You want it darker, we kill the flame

Am 21. September 1934 in Montreal als Sohn litauischer Emigranten geboren, wuchs Leonard Cohen musikalisch mit Klavier und Klarinette, aber früh ohne Vater auf. Nach den ersten Gehversuchen als Dichter, soll ihm ein spanischer Musiker in Montreal, bevor dieser sich erhängte, ein Paar Gitarrengriffe beigebracht haben. Die Folksängerin Judy Collins musste ihn schließlich zu seinem ersten Auftritt am 30. April 1966 drängen. Jedoch nicht nur zu jener Zeit, sondern ebenso in den folgenden Jahrzehnten – in der Hippie-Bewegung, in Hardrock- und Punk-Zeiten – schien er in seinem Anzug fehl am Platze. Die weltweite Popularität erfasste ihn dann auch erst sehr spät mit ´Hallelujah´ oder ´First We Take Manhattan´. Dennoch zog sich Cohen alsbald zurück, als Mönch in ein buddhistisches Kloster. Als er zurückkehrte schien sein Ruhm weit größer als bisher zu erstrahlen.

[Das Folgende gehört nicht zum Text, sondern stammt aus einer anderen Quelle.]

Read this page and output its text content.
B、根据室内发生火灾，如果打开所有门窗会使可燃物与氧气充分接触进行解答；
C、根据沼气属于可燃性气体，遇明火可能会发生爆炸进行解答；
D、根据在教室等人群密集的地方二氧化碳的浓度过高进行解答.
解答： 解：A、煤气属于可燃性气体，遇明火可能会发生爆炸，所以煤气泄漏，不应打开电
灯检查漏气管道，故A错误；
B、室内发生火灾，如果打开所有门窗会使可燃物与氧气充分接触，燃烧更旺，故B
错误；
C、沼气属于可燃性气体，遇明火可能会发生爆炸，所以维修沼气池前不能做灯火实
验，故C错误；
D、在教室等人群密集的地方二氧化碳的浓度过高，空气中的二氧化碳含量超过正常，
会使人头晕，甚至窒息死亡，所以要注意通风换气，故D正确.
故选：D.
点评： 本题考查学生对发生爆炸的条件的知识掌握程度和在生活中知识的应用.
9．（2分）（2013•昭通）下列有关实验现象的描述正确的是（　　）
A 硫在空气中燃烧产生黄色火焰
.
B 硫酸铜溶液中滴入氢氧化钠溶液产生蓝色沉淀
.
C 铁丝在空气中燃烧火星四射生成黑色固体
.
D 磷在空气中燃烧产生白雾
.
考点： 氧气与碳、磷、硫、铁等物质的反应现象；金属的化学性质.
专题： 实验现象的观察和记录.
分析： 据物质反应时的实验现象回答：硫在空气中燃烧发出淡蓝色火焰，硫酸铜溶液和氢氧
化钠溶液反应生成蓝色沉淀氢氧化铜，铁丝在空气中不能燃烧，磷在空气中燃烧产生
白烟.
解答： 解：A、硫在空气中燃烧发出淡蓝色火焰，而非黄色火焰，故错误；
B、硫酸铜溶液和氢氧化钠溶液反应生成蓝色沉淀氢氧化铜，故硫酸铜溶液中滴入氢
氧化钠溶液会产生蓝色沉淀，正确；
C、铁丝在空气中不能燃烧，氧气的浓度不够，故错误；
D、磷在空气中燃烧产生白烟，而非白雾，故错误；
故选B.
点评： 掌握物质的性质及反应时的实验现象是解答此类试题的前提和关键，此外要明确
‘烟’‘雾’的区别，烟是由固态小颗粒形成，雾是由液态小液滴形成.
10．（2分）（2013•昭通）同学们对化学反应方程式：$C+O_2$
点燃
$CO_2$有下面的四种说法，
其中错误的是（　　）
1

I turned my back on the devil, turned my back on the angel too

Zuvor gab er sich zahlreichen Affären – von Marianne Ihlen, Joni Mitchell bis Janis Joplin – hin. Seiner langjährigen Muse Marianne, die er 1960 auf der griechischen Insel Hydra kennen lernte und ihr später ´So Long, Marianne´ widmete und ohne sie niemals ´Hey, That’s No Way To Say Goodbye´ sowie ´Bird On The Wire´ verfasst hätte, schrieb er zuletzt noch einen Brief, den diese auf dem eigenen Sterbebett liegend vorgelesen bekam.

If I ever loved you, it’s a crying shame, if I ever loved you, if I knew your name

Die letzten Monate verbrachte Cohen bei seiner Tochter in Los Angeles und kämpfte mit seiner Gesundheit. Also ließ ihn sein Sohn Adam die Lieder für sein letztes Werk einfach über ein auf dem Wohnzimmertisch stehendes Mikrofon einsingen. So hat Adam Cohen gleich das gesamte Werk produziert und es weit weniger pathetisch sowie überladen klingen lassen als zuvor Patrick Leonard. Voller Eindringlichkeit, wie die Stimme Johnny Cashs in dessen Spätwerk, steht die von Leonard Cohen ganz klar im Vordergrund. Emotionaleren und ergreifenderen, mit der letzten Kraft gesprochenen Gesang kann es nicht geben.

Unter geradezu sakraler Atmosphäre ruft er auf Hebräisch im Titelsong ´You Want It Darker´ seinen Lord an, hinterfragt die höhere Macht im mit seiner Klaviermelodie bezaubernden ´Treaty´, denkt in ´On The Level´ an seine Zeit als buddhistischer Mönch zurück und ist dem Ende in ´Leaving The Table´ bereits sehr nah. Doch selbst die Liebesnöte von ´If I Didn’t Have Your Love´ oder die musikalische Reise zurück auf die Insel Hydra mit ´Traveling Light´ lassen keinesfalls die mit der Teufelsvioline in ´Seemed The Better Way´ heraufbeschworene, geradezu bedrohliche Stimmung vergessen.

Say the Mea Culpa which, you’ve probably forgot, year by year, month by month, day by day, thought by thought

Als Cohen auf einer Pressekonferenz zur Veröffentlichung von ´You Want It Darker´ gefragt wurde, ob er denn aufgrund seiner Texte tatsächlich bereit sei zu sterben, antwortete er: “Da habe ich wohl übertrieben. Ich neigte schon immer zur Selbstinszenierung. Meine Absicht ist es, ewig zu leben.” Diesem gewagten Vorsatz konnte Leonard Cohen nicht mehr lange nachgehen, in der Nacht zum 7. November 2016 verstarb er in Los Angeles.

There’s nobody missing, meint Cohen.